The mechanisms by which Mig-6 regulates lung vascularization might be complex. We detected a decrease in numerous angiogenetic factor genes in the Mig-6^-/- lungs, which might directly contribute to their under-vascularization. Vascular hypoplasia, together with a decrease in angiogenetic factors and their receptors, have been observed in human infants with BPD (Bhatt et al., 2001; Lassus et al., 2001) and in prematurely delivered baboons (Maniscalco et al., 2002). The under-vascularization of the Mig-6^-/- lungs was detected as early as E15.5, suggesting that the vascularization defect is not a secondary change that occurs with a lung defect in newborns. In addition to the effect of angiogenetic factors,increased EGF signaling might partially contribute to the pulmonary vascular defects, as was concluded for transgenic mice expressing TGFα from the SP-C promoter (Le Cras et al.,2003). EGF signaling normally promotes angiogenesis in tumors(Goldman et al., 1993; Salomon et al., 1995);however, in developing organs, EGF might act differently given that EGF/TGFα treatment has been shown to abrogate the angiopoietic and hemangiopoietic potentials of the splanchnopleural mesoderm of avian embryos(Pardanaud and Dieterlen-Lievre,1999). We are not sure why ablation of Mig-6 leads to the downregulation of angiogenetic factors in Mig-6^-/- lungs. As a scaffold protein that is ubiquitously expressed in E18.5 and P3 lungs, Mig-6 might directly influence the expression of VEGF, angiopoietin 1 and angiopoietin 2, which are mainly produced by peri-endothelial mural cells,fibroblasts and endothelial cells (Davis et al., 1996; Leung et al.,1989; Stratmann et al.,1998; Tischer et al.,1991). Furthermore, Mig-6 might be crucial for the survival of endothelial cells because knocking down Mig-6 in HMVEC-L cells promoted their apoptosis. It is not clear whether Mig-6regulates endothelial cell apoptosis by a mechanism similar to that in breast cancer cells (Xu J. et al.,2005); however, Mig-6 possesses the functional domain to bind 14-3-3 proteins (Makkinje et al.,2000), which may block apoptosis via differential regulation of MAPK pathways (Xing et al.,2000; Zhang et al.,2003). The loss of endothelial cells in the Mig-6^-/- lungs might further disrupt the epithelial-endothelial interaction, which leads to septation defects in neonatal lungs (DeLisser et al.,2006; Yamamoto et al.,2007).
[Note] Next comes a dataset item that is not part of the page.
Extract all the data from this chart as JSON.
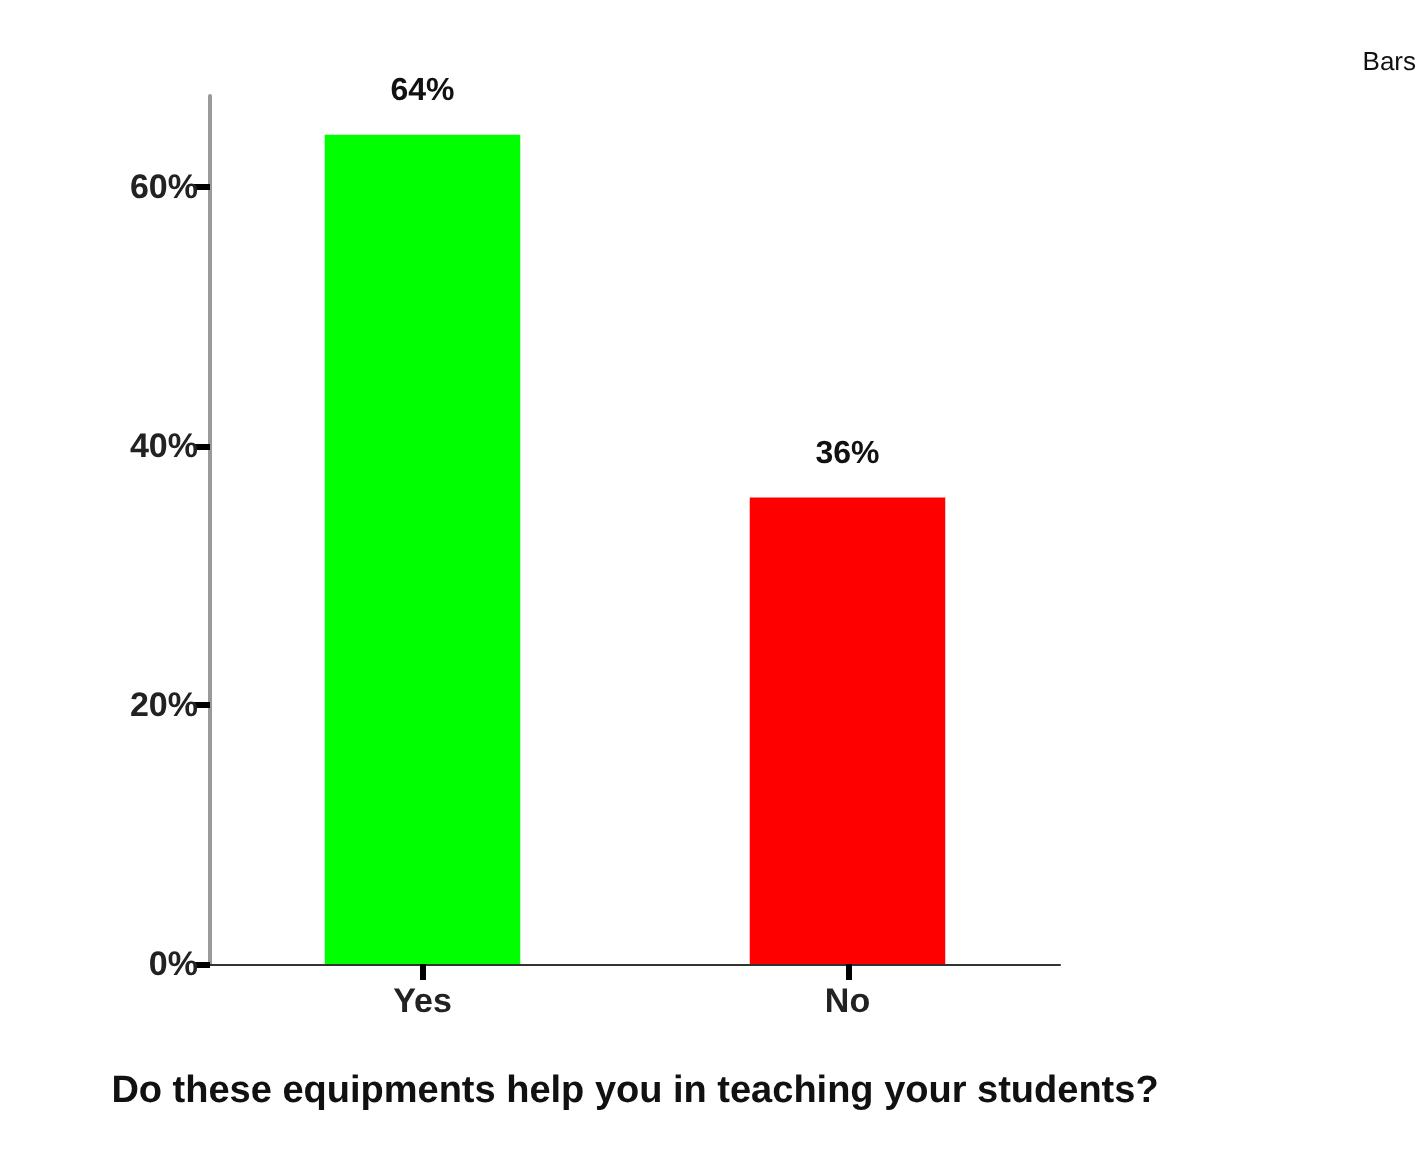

In summary, this study has revealed that Mig-6 is required for lung morphogenesis and homeostasis. The function of Mig-6 in the lung is programmed at the prenatal and perinatal stages, such that when Mig-6 is ablated in the adult no lung phenotype develops. Mig-6 may negatively regulate EGFR intracellular signaling in epithelial cells and modulate vascularization systems through different mechanisms, which might include the regulation of angiogenetic factors and the control of endothelial cell apoptosis. This study may open a new field for the functional study of Mig-6, both in the lung and in the development of other organs.